If the yielded list was empty, or if the user’s generator finishes iterating, we’ll escape out of this function normally, allowing the parent pump to move on to the next element for the particular yield it is servicing.
All this overhead comes at a price:
c0 = time.clock()
for triple in pythag(20,20,20):
print triple
c1 = time.clock()
print "elapsed time: %s seconds"%(c1-c0)
Thankfully for us, modern computers are fast. On my computer, I get the results back instantaneously.
$ python nondet_example.py
(3, 4, 5)
(5, 12, 13)
(6, 8, 10)
(8, 15, 17)
(9, 12, 15)
(12, 16, 20)
elapsed time: 0.010161 seconds
Complete code on codepad, showing output.

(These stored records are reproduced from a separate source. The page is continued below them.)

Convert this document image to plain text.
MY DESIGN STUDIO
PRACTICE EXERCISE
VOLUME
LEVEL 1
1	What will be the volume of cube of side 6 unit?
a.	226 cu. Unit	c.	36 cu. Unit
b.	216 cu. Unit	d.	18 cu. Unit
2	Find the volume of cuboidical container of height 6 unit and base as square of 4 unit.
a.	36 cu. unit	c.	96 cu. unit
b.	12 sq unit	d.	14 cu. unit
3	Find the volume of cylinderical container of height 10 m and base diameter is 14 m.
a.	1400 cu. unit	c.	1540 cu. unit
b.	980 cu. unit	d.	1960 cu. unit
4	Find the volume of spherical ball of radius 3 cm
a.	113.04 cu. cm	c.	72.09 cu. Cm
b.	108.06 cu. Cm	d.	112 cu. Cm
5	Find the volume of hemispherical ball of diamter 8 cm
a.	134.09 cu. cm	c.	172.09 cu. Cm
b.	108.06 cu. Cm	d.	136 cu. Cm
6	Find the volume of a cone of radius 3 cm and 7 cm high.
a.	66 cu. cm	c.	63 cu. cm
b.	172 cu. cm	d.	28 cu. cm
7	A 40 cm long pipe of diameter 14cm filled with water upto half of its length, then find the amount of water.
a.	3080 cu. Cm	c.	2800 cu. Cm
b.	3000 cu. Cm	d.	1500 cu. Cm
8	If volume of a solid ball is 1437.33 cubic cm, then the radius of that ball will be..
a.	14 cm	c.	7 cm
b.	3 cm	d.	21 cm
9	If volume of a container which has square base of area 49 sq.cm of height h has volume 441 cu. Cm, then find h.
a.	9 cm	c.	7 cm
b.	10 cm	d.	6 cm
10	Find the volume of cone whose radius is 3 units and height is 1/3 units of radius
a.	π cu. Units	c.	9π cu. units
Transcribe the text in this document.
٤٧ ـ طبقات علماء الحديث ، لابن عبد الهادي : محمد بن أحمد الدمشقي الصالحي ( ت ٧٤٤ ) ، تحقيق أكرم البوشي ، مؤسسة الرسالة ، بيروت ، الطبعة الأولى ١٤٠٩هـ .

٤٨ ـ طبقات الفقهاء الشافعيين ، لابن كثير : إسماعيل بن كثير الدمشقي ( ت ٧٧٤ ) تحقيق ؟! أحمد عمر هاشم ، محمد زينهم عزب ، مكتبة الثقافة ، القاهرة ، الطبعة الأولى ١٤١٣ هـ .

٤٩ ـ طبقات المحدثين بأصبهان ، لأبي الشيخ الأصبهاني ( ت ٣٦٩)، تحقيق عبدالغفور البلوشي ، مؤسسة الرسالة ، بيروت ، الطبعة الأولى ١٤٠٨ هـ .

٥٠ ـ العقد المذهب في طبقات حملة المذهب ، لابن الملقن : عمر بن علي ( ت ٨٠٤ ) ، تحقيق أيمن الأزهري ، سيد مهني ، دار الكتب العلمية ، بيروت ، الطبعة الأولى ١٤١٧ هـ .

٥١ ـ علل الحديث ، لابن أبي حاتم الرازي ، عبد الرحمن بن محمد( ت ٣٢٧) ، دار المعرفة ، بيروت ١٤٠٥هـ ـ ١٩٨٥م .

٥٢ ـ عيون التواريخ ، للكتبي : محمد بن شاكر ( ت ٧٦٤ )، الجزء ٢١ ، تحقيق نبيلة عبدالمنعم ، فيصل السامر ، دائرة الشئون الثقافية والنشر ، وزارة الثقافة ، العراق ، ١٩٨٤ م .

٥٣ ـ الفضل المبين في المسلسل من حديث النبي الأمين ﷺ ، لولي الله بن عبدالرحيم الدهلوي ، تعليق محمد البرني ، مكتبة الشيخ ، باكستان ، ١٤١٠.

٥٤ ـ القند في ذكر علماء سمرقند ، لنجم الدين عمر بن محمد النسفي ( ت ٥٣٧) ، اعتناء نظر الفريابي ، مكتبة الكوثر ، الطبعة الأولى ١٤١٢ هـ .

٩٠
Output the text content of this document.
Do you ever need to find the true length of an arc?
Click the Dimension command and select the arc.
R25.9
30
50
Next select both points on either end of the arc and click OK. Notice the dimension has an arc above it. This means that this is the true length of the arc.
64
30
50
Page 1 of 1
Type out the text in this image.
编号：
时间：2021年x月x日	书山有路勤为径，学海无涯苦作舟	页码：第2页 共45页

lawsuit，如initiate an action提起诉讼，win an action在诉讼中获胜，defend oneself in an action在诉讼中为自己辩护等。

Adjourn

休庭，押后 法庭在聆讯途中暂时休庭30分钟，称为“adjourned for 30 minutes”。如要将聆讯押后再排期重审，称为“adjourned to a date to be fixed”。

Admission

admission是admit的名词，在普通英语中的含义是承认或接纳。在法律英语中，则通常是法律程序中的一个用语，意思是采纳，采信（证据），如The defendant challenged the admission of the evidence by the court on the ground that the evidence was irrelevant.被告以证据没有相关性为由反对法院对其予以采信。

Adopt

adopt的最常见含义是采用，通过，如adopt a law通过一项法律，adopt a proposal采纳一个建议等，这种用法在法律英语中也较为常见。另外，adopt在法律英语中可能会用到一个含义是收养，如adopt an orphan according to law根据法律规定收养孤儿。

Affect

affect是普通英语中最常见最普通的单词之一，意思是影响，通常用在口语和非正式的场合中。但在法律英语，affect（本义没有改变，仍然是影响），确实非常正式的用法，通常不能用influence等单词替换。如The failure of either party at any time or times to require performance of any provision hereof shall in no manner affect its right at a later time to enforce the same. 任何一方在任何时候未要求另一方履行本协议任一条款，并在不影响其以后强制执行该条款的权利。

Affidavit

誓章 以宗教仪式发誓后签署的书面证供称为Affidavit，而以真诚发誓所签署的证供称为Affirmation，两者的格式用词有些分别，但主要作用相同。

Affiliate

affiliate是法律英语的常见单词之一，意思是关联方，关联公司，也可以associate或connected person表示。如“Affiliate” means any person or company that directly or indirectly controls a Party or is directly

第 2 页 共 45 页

Other works in this space:
- Amb has been done in Ruby using their callcc operator
- Oleg lists a number of sources regarding the relationship between generators and non-determinism.
- Also in the category of generator hacks, C# async using iterators, before the async/await keywords were added. “.ExecuteAndWait()” serves a similar role as my “@nondet” decorator.
- Since I’ve gone this far, I might as well mention Beazley’s “A Curious Course on Coroutines and Concurrency” which covers some other crazy uses of generators.
- Generators are almost continuations, and continuations are the mother of all monads, which is why this sort-of works at all in the first place 🙂
What if the choice is made in another function but rated in blub?
def selc():
yield range(1,21)
@nondet
def blub(Return):
c=selc()
if c>5:
Return(c)
How to achieve this?
It’s local to functions annotated @nondet, but you could annodate selc as well. Then you could say
@nondet
def selc(Return):
r = yield range(1,21)
Return(r)
@nondet
def blub(Return):
c = yield selc()
if c > 5:
Return(c)
Then, blub() returns the sequence 6 thru 20.
Thank you, I should have seen that 🙂
Your solution is very elegant, no comparison to the strange instances of amb-operators created for Python by others.
With this it should be very easy to convert arbitrary randomized algorithms to systematically searching ones. Normally I used Prolog for nondeterminism and I was always wondering why this mighty concept never found its way to languages of different paradigm.